Główna oś działań jest dziś skoncentrowana na aspektach prawnych, które mogą skutecznie ograniczyć atrakcyjność nowej nadbałtyckiej rury dla Gazpromu. Chodzi o spór, co do traktowania jego morskiej części. Różnica zdań dotyczy tego, czy powinny ją obejmować unijne rozwiązania prawne, które uniemożliwiłyby Rosjanom bycie równocześnie właścicielem, zarządcą i dostawcą surowca dla nowego gazociągu. Część ekspertów twierdzi, że „tak”, ponieważ rura wpłynie na strukturę rynków gazowych Wspólnoty, ale podnosi się również argumenty na „nie”, gdyż rozwiązania prawne UE dotyczą obszaru krajów członkowskich, a nie wód międzynarodowych. W efekcie Komisja Europejska poprosiła państwa członkowskie o mandat do wynegocjowania z Rosjanami „specjalnego reżimu prawnego” dla podmorskiej części Nord Stream 2, w ramach którego zawarto by podstawowe elementy unijnego prawa energetycznego. Które? Tego na razie nie wiadomo.
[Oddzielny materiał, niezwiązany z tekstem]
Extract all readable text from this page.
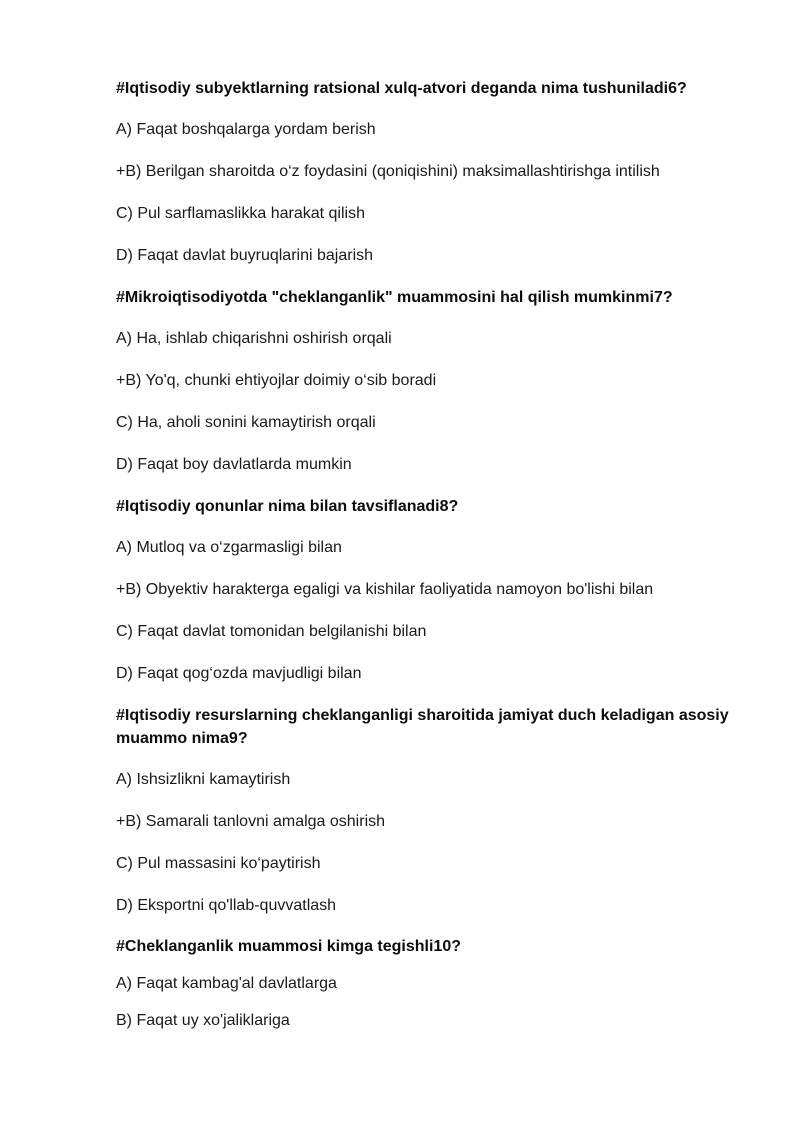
#Iqtisodiy subyektlarning ratsional xulq-atvori deganda nima tushuniladi6?
A) Faqat boshqalarga yordam berish
+B) Berilgan sharoitda o‘z foydasini (qoniqishini) maksimallashtirishga intilish
C) Pul sarflamaslikka harakat qilish
D) Faqat davlat buyruqlarini bajarish
#Mikroiqtisodiyotda "cheklanganlik" muammosini hal qilish mumkinmi7?
A) Ha, ishlab chiqarishni oshirish orqali
+B) Yo'q, chunki ehtiyojlar doimiy o‘sib boradi
C) Ha, aholi sonini kamaytirish orqali
D) Faqat boy davlatlarda mumkin
#Iqtisodiy qonunlar nima bilan tavsiflanadi8?
A) Mutloq va o‘zgarmasligi bilan
+B) Obyektiv harakterga egaligi va kishilar faoliyatida namoyon bo'lishi bilan
C) Faqat davlat tomonidan belgilanishi bilan
D) Faqat qog‘ozda mavjudligi bilan
#Iqtisodiy resurslarning cheklanganligi sharoitida jamiyat duch keladigan asosiy muammo nima9?
A) Ishsizlikni kamaytirish
+B) Samarali tanlovni amalga oshirish
C) Pul massasini ko‘paytirish
D) Eksportni qo'llab-quvvatlash
#Cheklanganlik muammosi kimga tegishli10?
A) Faqat kambag'al davlatlarga
B) Faqat uy xo'jaliklariga
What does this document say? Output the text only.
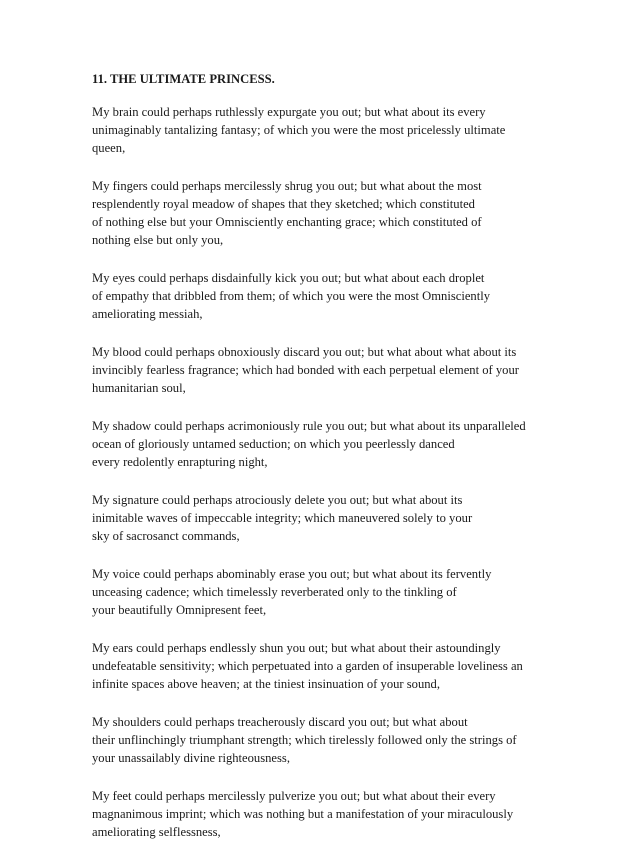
11. THE ULTIMATE PRINCESS.
My brain could perhaps ruthlessly expurgate you out; but what about its every
unimaginably tantalizing fantasy; of which you were the most pricelessly ultimate
queen,
My fingers could perhaps mercilessly shrug you out; but what about the most
resplendently royal meadow of shapes that they sketched; which constituted
of nothing else but your Omnisciently enchanting grace; which constituted of
nothing else but only you,
My eyes could perhaps disdainfully kick you out; but what about each droplet
of empathy that dribbled from them; of which you were the most Omnisciently
ameliorating messiah,
My blood could perhaps obnoxiously discard you out; but what about what about its
invincibly fearless fragrance; which had bonded with each perpetual element of your
humanitarian soul,
My shadow could perhaps acrimoniously rule you out; but what about its unparalleled
ocean of gloriously untamed seduction; on which you peerlessly danced
every redolently enrapturing night,
My signature could perhaps atrociously delete you out; but what about its
inimitable waves of impeccable integrity; which maneuvered solely to your
sky of sacrosanct commands,
My voice could perhaps abominably erase you out; but what about its fervently
unceasing cadence; which timelessly reverberated only to the tinkling of
your beautifully Omnipresent feet,
My ears could perhaps endlessly shun you out; but what about their astoundingly
undefeatable sensitivity; which perpetuated into a garden of insuperable loveliness an
infinite spaces above heaven; at the tiniest insinuation of your sound,
My shoulders could perhaps treacherously discard you out; but what about
their unflinchingly triumphant strength; which tirelessly followed only the strings of
your unassailably divine righteousness,
My feet could perhaps mercilessly pulverize you out; but what about their every
magnanimous imprint; which was nothing but a manifestation of your miraculously
ameliorating selflessness,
Większość polskich komentatorów i środków masowego przekazu potraktowała propozycję Brukseli jako ostateczny dowód na jej filorosyjskość (ważna jest tu także postawa wobec śledztwa antymonopolowego przeciw Gazpromowi, czy gazociągu OPAL). Co ciekawe krytyczną opinię o tym pomyśle wyraził także rzecznik spółki Nord Stream AG (realizującej projekt Nord Stream 2) Sebastian Saas. Pod koniec maja podkreślił on: „Słyszeliśmy o ostatnim pomyśle międzynarodowego porozumienia między UE a Rosją w sprawie ram prawnych dla Nord Stream 2, ale nie widzimy potrzeby jego wdrażania w życie”. Co ważniejsze słowa te padły podczas śniadania biznesowego organizowanego przez wspomnianą spółkę w Brukseli, a więc stanowią integralny element rosyjskich działań lobbingowych.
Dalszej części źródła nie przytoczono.